Caroline is with her family most of the morning and I stick with mine. We cross paths a few times, but nobody expects us to be anything but cordial. She’s only an arrangement, after all.

“If I didn’t know any better, I’d say you were bad luck.” My brother Seamus grins at me. He and I have always been the most alike. Cormac and Declan are always so fucking serious, while Seamus and I see the world for what it is: fucked up and hilarious.

“Why’s that?”

“You marry the girl and suddenly her brother ends up dead.” He casually leans against a random tombstone. We’re standing onthe edge of the crowd. The city’s underworld really showed up to this thing. The Flanagans are important and powerful, everyone wants to show their respect to the grieving fucking parents, not that anyone actually cares about the dead asshole.

“You think there’s a connection?”

Seamus shrugs lightly. “You did know him back in the day, right? You spent summers with his family, didn’t you?”

I glance at him. For a moment, I think he might know something. But no, at best he’s got a hunch.

“We weren’t really friends back then. I was busy going to camp.”

“Ah, yeah, the rich outdoorsy camp Mom and Dad shipped you off to. You loved it there, right?”

“Sure did.”

“Did the Flanagan kids go too?”

“For a few weeks.”

“Guess it’s just odd, is all. Did you hear how he died? Stabbed in a brothel. Rumor says some crazy girl lost her mind and went to town on him with a bottle. Can you imagine?”

“Yes, I really can.”

Seamus grins and slaps me on the back but his hand lingers on my arm. He’s smiling, but there’s a warning in the way he’s looking at me. “Let’s hope your bad luck’s over now.”

I pull away. “I doubt it.”

He looks like he wants to say more, but Mom and Declan come over, and he decides not to press.

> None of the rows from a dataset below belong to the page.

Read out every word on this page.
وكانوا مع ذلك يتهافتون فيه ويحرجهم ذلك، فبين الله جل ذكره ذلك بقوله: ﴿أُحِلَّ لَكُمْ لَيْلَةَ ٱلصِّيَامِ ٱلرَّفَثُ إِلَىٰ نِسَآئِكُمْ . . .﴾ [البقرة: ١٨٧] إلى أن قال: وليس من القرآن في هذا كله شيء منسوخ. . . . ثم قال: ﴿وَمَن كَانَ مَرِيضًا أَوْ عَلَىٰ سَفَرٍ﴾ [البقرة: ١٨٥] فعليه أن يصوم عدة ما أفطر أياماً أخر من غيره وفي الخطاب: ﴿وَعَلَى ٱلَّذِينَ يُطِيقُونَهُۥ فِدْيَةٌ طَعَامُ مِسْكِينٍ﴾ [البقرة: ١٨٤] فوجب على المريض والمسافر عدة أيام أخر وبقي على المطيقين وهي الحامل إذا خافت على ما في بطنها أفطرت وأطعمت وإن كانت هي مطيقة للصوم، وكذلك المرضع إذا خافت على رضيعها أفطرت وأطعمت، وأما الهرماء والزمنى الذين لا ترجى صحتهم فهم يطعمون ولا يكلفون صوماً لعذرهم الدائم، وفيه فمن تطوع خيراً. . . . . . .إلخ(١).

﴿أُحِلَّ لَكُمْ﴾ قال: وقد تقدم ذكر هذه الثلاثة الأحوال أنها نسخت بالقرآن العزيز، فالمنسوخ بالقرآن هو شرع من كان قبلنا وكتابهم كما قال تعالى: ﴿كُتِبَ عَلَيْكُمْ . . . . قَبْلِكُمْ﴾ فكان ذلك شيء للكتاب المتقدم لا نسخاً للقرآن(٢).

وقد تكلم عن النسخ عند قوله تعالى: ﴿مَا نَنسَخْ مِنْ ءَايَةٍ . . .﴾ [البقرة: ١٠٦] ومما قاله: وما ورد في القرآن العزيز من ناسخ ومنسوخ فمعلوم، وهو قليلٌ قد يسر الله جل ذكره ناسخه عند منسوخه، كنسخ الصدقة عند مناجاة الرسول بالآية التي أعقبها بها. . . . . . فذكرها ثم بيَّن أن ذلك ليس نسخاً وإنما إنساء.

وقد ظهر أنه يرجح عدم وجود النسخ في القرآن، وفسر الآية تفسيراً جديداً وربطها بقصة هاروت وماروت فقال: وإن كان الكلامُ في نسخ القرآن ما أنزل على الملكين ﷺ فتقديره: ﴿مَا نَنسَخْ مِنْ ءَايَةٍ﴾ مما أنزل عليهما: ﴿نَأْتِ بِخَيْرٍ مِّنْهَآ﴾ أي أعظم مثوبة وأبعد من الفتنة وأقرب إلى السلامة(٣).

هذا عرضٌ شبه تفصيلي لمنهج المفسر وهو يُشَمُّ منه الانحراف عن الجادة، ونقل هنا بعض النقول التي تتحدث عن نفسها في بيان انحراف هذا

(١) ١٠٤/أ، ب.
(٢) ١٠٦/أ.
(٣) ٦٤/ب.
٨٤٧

The service is over and thecrowd begins to break up. I excuse myself and go find Caroline standing awkwardly apart from her family. Malachy, Dermot, and Redmond are all with their father, the three remaining boys the vision of strapping young criminals, while the quiet, mousy little mother is off to the side, her eyes red and puffy from crying.

Then here’s my wife. Beautiful and slender, a lot like her mother, but with more curves. She looks incredible in that black dress. There’s something insanely attractive about knowing she wants her family as dead as I do, and yet she’s still capable of standing with them, greeting the mourners and the guests, and pretending like she cares about any of this.

“Come to collect your wife?”

I flinch as old Eamon Flanagan approaches. His living sons watch, all three scowling. Those bastards never liked me, except for when they were trying to make me bleed. Not much has changed in all these years.

“I figured it’s that time.”

Eamon nods at me. Back in the day, he was like a monster lurking in the darkness. I was terrified of him the most. Not necessarily because he was the one with the hammer or the knife—that was his boys—but because he could’ve stopped it, but he chose not to. In fact, I think he encouraged a bit of cruelty from his children. It was his way of toughening them up, and the torture was meant to do the same to me.

It worked. It hardened me. It turned me into what I am now, which is broken in more ways than I can count.

“I know you didn’t want this marriage.” He glances back at his daughter. Beautiful little Caroline. “God knows why you would. She’s fine to look at, but what else is there?”

My guts clench. I bite back a retort.She’s got more spine and more wits than all your walking corpse boys have put together. “She’s a good match.”